NOTE: This console is actually good. This only focuses on what caused it to flop.
The Game Gear (ゲームギア Gēmu Gia) is an 8-bit handheld game console released by Sega on October 6th, 1990, in Japan, 1991 in North America and Europe, and Australia in 1992.
The Game Gear's main selling point was its full-colored backlit screen, compared to the Game Boy's grayscale unlit screen.
- This console's biggest flaw is the terrible battery life. The Game Gear requires six AA batteries and drains them in around 3-5 hours because of the colored screen and backlight, which can't be turned off, increasing power consumption. In comparison, the Game Boy only requires 4 AAs and drains them in around 10-12 hours.
- It was very expensive for a handheld at 19,800 yen / $150 USD when it was launched. This was because the colored screen again made them more expensive to manufacture.
- It is oversized for a handheld console, about the size of an iPad Mini, making it difficult to carry around.
- It only has 3 buttons, which was a pain for developers making games with multiple inputs.
- Many ports of Master System games suffer from screen crunch, making it hard to see where you're going.
- The screen is somewhat blurry and worsens over time.
- Many units were manufactured with faulty parts, causing them to have poor video quality or no sound. This can be fixed by replacing the broken pieces though.
- Overheating problems.
- It lacked a "killer app" game like Game Boy's Tetris and other games to encourage gamers to purchase it.
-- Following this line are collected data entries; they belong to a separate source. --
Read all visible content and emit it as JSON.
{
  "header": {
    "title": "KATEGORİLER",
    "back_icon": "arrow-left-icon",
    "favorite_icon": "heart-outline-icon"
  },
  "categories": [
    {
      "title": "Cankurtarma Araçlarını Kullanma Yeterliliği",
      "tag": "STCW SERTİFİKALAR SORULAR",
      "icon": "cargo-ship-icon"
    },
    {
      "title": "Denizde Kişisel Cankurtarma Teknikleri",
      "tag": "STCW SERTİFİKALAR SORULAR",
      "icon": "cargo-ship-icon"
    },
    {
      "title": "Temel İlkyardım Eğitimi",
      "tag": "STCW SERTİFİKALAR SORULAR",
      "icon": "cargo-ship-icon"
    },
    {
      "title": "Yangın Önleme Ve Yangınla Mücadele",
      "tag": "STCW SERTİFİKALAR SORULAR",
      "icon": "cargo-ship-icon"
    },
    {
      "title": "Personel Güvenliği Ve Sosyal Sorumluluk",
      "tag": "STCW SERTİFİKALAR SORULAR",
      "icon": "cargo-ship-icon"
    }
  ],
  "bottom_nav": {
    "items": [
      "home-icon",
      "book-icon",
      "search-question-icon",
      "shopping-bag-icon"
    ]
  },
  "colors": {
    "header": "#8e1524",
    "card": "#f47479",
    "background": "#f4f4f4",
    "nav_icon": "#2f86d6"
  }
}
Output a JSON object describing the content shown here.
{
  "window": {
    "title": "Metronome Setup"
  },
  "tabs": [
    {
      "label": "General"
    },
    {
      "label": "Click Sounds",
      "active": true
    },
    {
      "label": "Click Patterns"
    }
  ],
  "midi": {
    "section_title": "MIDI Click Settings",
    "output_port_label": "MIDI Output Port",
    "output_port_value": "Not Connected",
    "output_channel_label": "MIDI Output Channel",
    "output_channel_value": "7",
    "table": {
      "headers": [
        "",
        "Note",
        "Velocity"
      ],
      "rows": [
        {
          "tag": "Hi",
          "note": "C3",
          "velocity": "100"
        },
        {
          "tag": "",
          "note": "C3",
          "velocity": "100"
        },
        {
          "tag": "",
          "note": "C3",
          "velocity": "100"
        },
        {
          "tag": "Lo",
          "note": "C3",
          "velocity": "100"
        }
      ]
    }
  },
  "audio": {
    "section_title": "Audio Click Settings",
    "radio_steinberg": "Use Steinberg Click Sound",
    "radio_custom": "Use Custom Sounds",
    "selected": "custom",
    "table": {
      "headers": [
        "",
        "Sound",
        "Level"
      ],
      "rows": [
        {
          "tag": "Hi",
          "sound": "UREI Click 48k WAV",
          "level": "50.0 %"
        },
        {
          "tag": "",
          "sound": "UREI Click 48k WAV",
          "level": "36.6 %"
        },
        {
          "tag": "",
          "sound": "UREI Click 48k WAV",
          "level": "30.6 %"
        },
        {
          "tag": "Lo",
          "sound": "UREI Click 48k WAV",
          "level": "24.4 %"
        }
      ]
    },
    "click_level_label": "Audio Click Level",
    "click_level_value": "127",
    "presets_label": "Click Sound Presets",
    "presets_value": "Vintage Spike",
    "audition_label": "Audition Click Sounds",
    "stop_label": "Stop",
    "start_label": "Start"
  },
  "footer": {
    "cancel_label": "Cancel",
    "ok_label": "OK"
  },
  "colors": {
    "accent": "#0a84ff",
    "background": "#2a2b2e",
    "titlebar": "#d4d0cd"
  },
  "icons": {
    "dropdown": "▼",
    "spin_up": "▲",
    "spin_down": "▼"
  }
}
- Limited third-party support, giving it a weaker game library than the Game Boy's. Most of its games were made by Sega.
- Sega focused the Sonic the Hedgehog more on the Game Gear rather than the more successful Sega Genesis/Mega Drive (The Genesis had ten (nine when Sonic the Hedgehog 3 and Sonic & Knuckles are both counted as one game) while the Game Gear had twelve) and a lot of the exclusive Sonic Game Gear games were mediocre to terrible, the most notorious being the isometric puzzle-platformer Sonic Labyrinth and the pre-rendered side scrolling 2D platformer Sonic Blast.
- The remake of this system, Sega Game Gear Micro, is too small and only features four different games exclusive to one of four color variations. To add insult to injury, it costs 4,980 yen (US$50) for only 4 games, in which the 3DS offers these games for a much lower price in the eShop.
While the Game Gear sold a respectable 11 million units, it paled in comparison to the Game Boy's 118 million. The release of Pokémon in Japan crushed any hopes the Game Gear had of competing, forcing Sega to discontinue it. The Game Gear's main selling point, the colored screen, ironically caused its demise, as gamers couldn't forgive the terrible battery life, something that was crucial for a handheld system at the time. Because of this, Sega never released a successor to the Game Gear, the closest it had was the Sega Nomad which also flopped.
The Game Gear commercials are most infamous for featuring a dead squirrel.
In France, the Game Gear commercials infamously pronounced the "g" of "Gear" with a soft "j" sound, which has misled many French kids into pronouncing it this way, most notably the Joueur du Grenier, a fact he mentions in his review of the NES version of Metal Gear (and insisting into pronouncing the "Gear" part of the name as "djeer" as well).